OpenDNS Accuses Dell, Google Of Spyware

    May 23, 2007
    WebProNews Staff

The deal between Dell and Google that places Google’s toolbar on new Dell PCs has OpenDNS founder and CEO David Ulevitch questioning their practices.

OpenDNS Accuses Dell, Google Of Spyware
OpenDNS Accuses Dell, Google Of Spyware

Removing the Google Toolbar from a new Dell system doesn’t completely take away Google’s effect on a PC. Ulevitch thinks this borders on placing spyware on new computers, for the sake of boosting the razor-thin margins in Dell’s PC business.

"(T)he opportunity for Dell to get a recurring revenue stream from an existing customer long after the sale of the computer is more than just enticing, it’s huge," said Ulevitch. "It also means a couple other things:"

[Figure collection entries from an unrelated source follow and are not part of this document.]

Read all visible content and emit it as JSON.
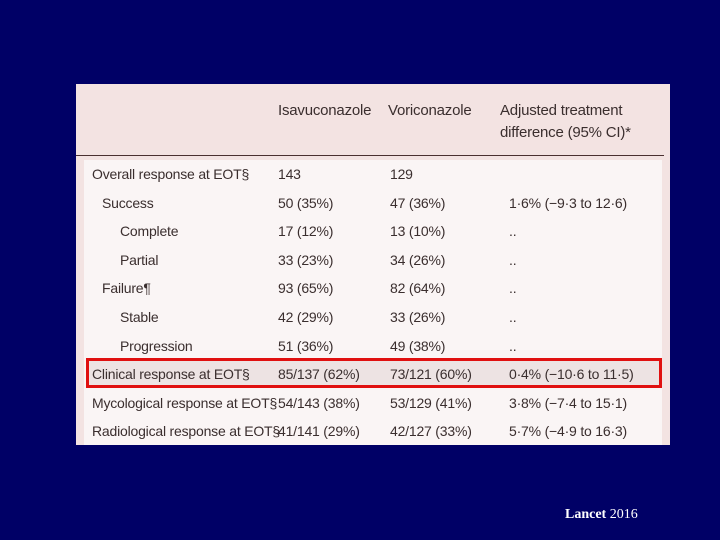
{
  "table": {
    "headers": {
      "col1": "Isavuconazole",
      "col2": "Voriconazole",
      "col3_line1": "Adjusted treatment",
      "col3_line2": "difference (95% CI)*"
    },
    "rows": [
      {
        "label": "Overall response at EOT§",
        "indent": 0,
        "isa": "143",
        "vori": "129",
        "diff": ""
      },
      {
        "label": "Success",
        "indent": 1,
        "isa": "50 (35%)",
        "vori": "47 (36%)",
        "diff": "1·6% (−9·3 to 12·6)"
      },
      {
        "label": "Complete",
        "indent": 2,
        "isa": "17 (12%)",
        "vori": "13 (10%)",
        "diff": ".."
      },
      {
        "label": "Partial",
        "indent": 2,
        "isa": "33 (23%)",
        "vori": "34 (26%)",
        "diff": ".."
      },
      {
        "label": "Failure¶",
        "indent": 1,
        "isa": "93 (65%)",
        "vori": "82 (64%)",
        "diff": ".."
      },
      {
        "label": "Stable",
        "indent": 2,
        "isa": "42 (29%)",
        "vori": "33 (26%)",
        "diff": ".."
      },
      {
        "label": "Progression",
        "indent": 2,
        "isa": "51 (36%)",
        "vori": "49 (38%)",
        "diff": ".."
      },
      {
        "label": "Clinical response at EOT§",
        "indent": 0,
        "isa": "85/137 (62%)",
        "vori": "73/121 (60%)",
        "diff": "0·4% (−10·6 to 11·5)",
        "highlighted": true
      },
      {
        "label": "Mycological response at EOT§",
        "indent": 0,
        "isa": "54/143 (38%)",
        "vori": "53/129 (41%)",
        "diff": "3·8% (−7·4 to 15·1)"
      },
      {
        "label": "Radiological response at EOT§",
        "indent": 0,
        "isa": "41/141 (29%)",
        "vori": "42/127 (33%)",
        "diff": "5·7% (−4·9 to 16·3)"
      }
    ]
  },
  "citation": {
    "journal": "Lancet",
    "year": " 2016"
  },
  "colors": {
    "background": "#000066",
    "highlight_border": "#e01010"
  }
}
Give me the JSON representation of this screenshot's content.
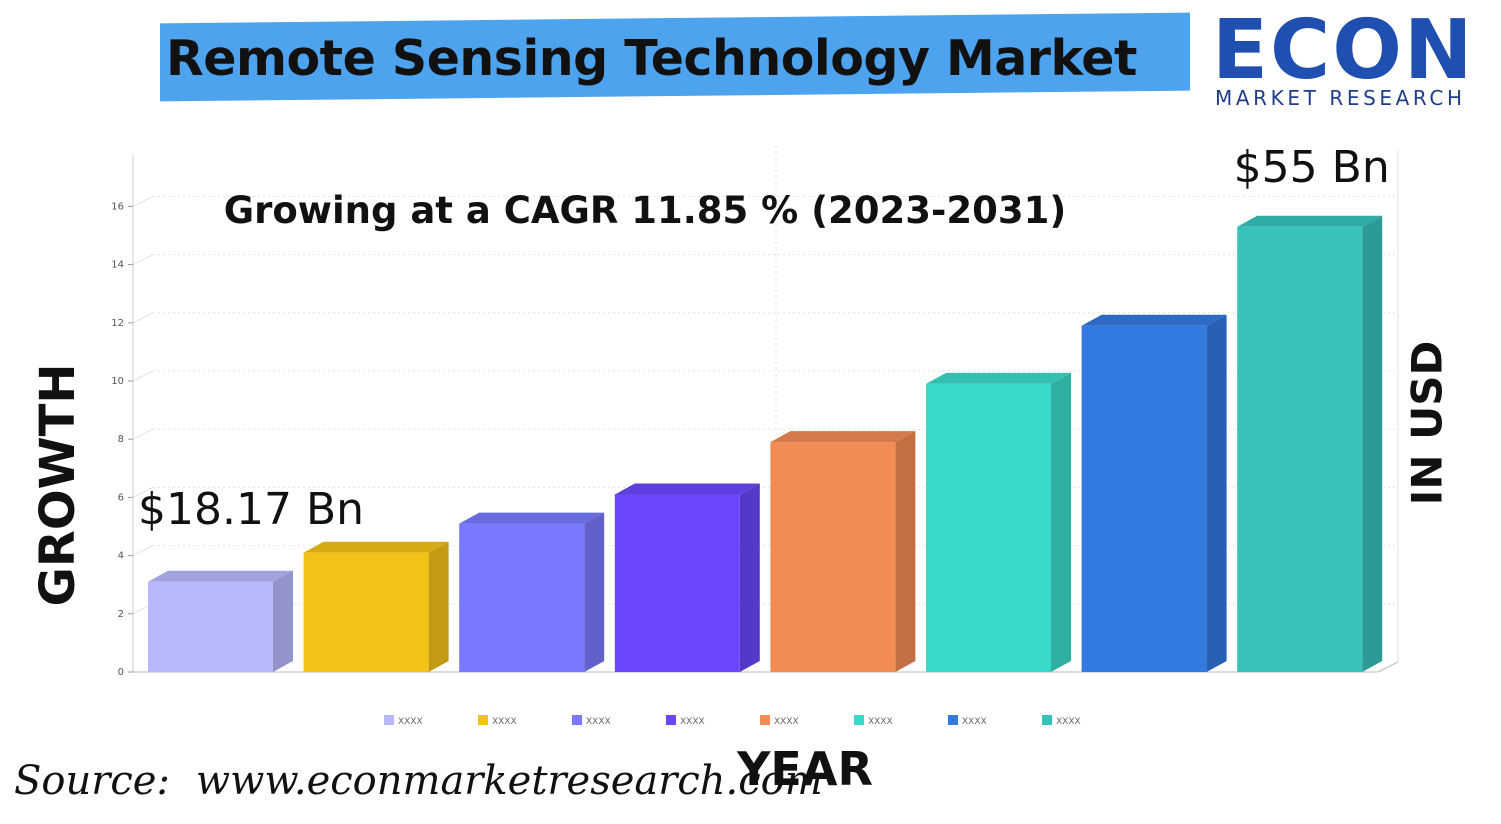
{
  "header": {
    "title": "Remote Sensing Technology Market",
    "logo_word": "ECON",
    "logo_sub": "MARKET RESEARCH"
  },
  "source": {
    "label": "Source:",
    "url": "www.econmarketresearch.com"
  },
  "colors": {
    "banner": "#4da3ee",
    "logo": "#1f4fb0"
  },
  "chart_data": {
    "type": "bar",
    "title": "Growing at a CAGR 11.85 % (2023-2031)",
    "xlabel": "YEAR",
    "ylabel": "GROWTH",
    "ylabel_right": "IN USD",
    "ylim": [
      0,
      17
    ],
    "yticks": [
      0,
      2,
      4,
      6,
      8,
      10,
      12,
      14,
      16
    ],
    "grid": true,
    "legend_position": "bottom",
    "categories": [
      "XXXX",
      "XXXX",
      "XXXX",
      "XXXX",
      "XXXX",
      "XXXX",
      "XXXX",
      "XXXX"
    ],
    "values": [
      3.1,
      4.1,
      5.1,
      6.1,
      7.9,
      9.9,
      11.9,
      15.3
    ],
    "colors": [
      "#b8b9fc",
      "#f2c216",
      "#7879fe",
      "#6b46fb",
      "#f28b54",
      "#3bd9cb",
      "#3279e0",
      "#37c2bb"
    ],
    "annotations": [
      {
        "text": "$18.17 Bn",
        "bar_index": 0
      },
      {
        "text": "$55 Bn",
        "bar_index": 7
      }
    ]
  }
}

  1. Dell and Google have an incentive to make it very hard for users to turn this off.
  2. Because users can’t get rid of it, Dell and Google can get away with putting more ads on the page and pushing user-relevant content off the page.

The toolbar installation is only part of the problem, according to Ulevitch:

In fact, uninstalling the Google Toolbar won’t get rid of it. Dell and Google are now installing a second program on computers that intercepts all sorts of queries that the browser would normally try to resolve. This program has no clear name and is very hard to uninstall. In some circles, people would call this spyware.

A piece of software called Browser Address Error Redirector, or Google AFE on older systems, has to be uninstalled to make the redirection behavior go away for good.